Boost logo

Boost :

Subject: Re: [boost] GSoC Generic Sweep Algorithm
From: Simonson, Lucanus J (lucanus.j.simonson_at_[hidden])
Date: 2010-03-31 12:53:22


Thomas Klimpel wrote:
>> Also, implement some algorithms like Voronoi diagrams, Delaunay
>> triangulations, visibility problems using the generic sweep
>> algorithm.
>
> The visibility problem also exists in 2D. We acually have to solve it
> for certain applications. I have no idea how our implementation
> works, but I wasn't aware that it could be solved by a sweepline
> algorithm. So if you really want to implement a solution for the
> visibility problem, it would even make sense for the 2D case.

My preferred method for computing visibility in a direction (as opposed to 360 visibility) is to slice whitespace between polygons into trapezoids with slicing lines parallel to the visibility direction and then you can do connectivity extraction between original polygons and whitespace trapezoids.
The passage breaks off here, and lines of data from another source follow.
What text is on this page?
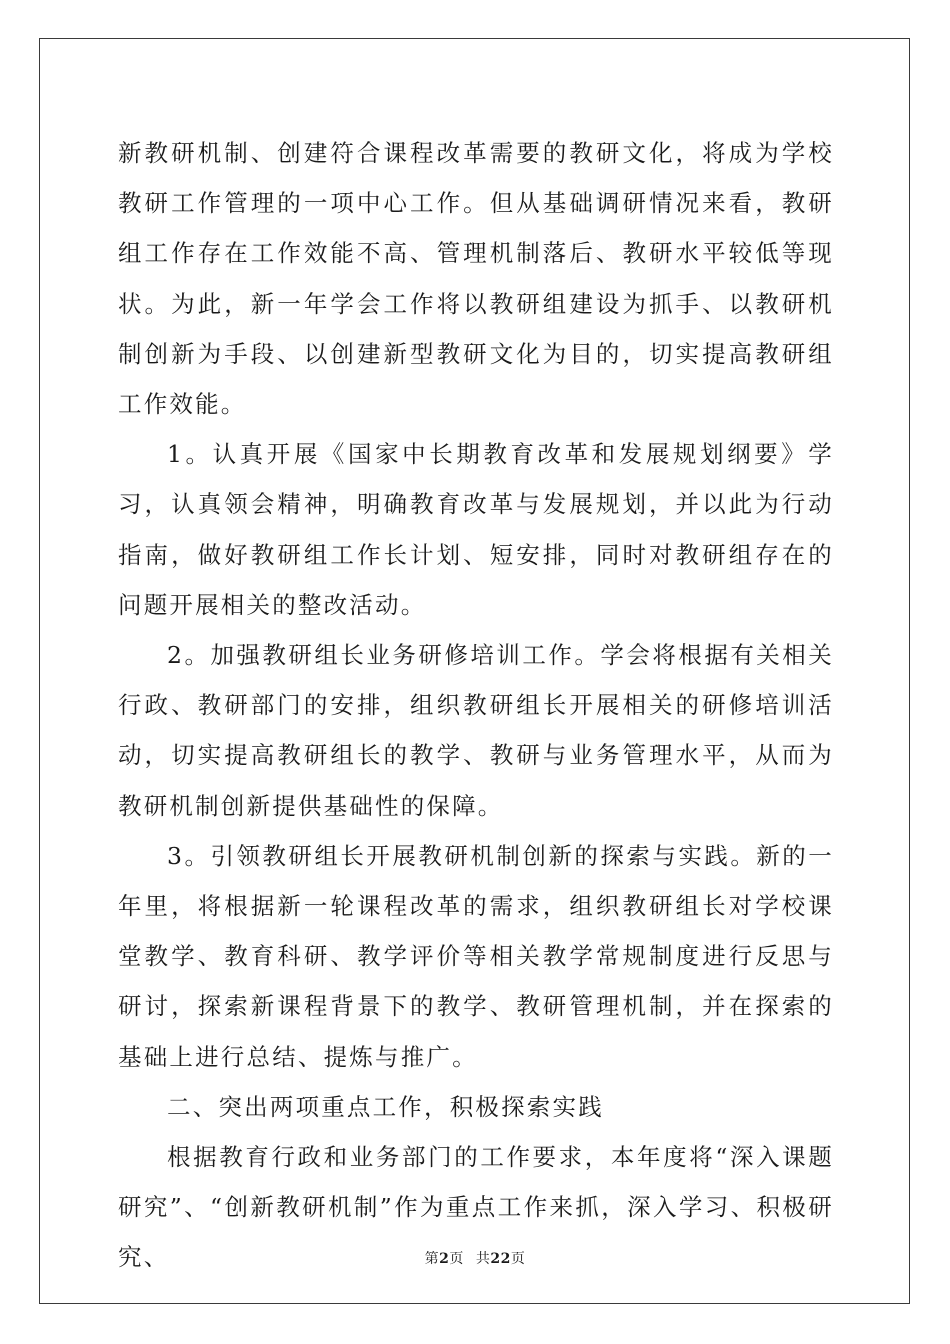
新教研机制、创建符合课程改革需要的教研文化，将成为学校教研工作管理的一项中心工作。但从基础调研情况来看，教研组工作存在工作效能不高、管理机制落后、教研水平较低等现状。为此，新一年学会工作将以教研组建设为抓手、以教研机制创新为手段、以创建新型教研文化为目的，切实提高教研组工作效能。

1。认真开展《国家中长期教育改革和发展规划纲要》学习，认真领会精神，明确教育改革与发展规划，并以此为行动指南，做好教研组工作长计划、短安排，同时对教研组存在的问题开展相关的整改活动。

2。加强教研组长业务研修培训工作。学会将根据有关相关行政、教研部门的安排，组织教研组长开展相关的研修培训活动，切实提高教研组长的教学、教研与业务管理水平，从而为教研机制创新提供基础性的保障。

3。引领教研组长开展教研机制创新的探索与实践。新的一年里，将根据新一轮课程改革的需求，组织教研组长对学校课堂教学、教育科研、教学评价等相关教学常规制度进行反思与研讨，探索新课程背景下的教学、教研管理机制，并在探索的基础上进行总结、提炼与推广。

二、突出两项重点工作，积极探索实践

根据教育行政和业务部门的工作要求，本年度将“深入课题研究”、“创新教研机制”作为重点工作来抓，深入学习、积极研究、	第2页 共22页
The output is a connectivity graph that shows which polygons are visible from eachother through which trapezoids. In the special case of manhattan geometry and axis-parallel visibility directions we have quite a bit of application for this. Both trapezoidization and connectivity extraction are solved by sweepline in my implementation of them, and could be conbined into a single pass of sweepline to solve (directional) visibility.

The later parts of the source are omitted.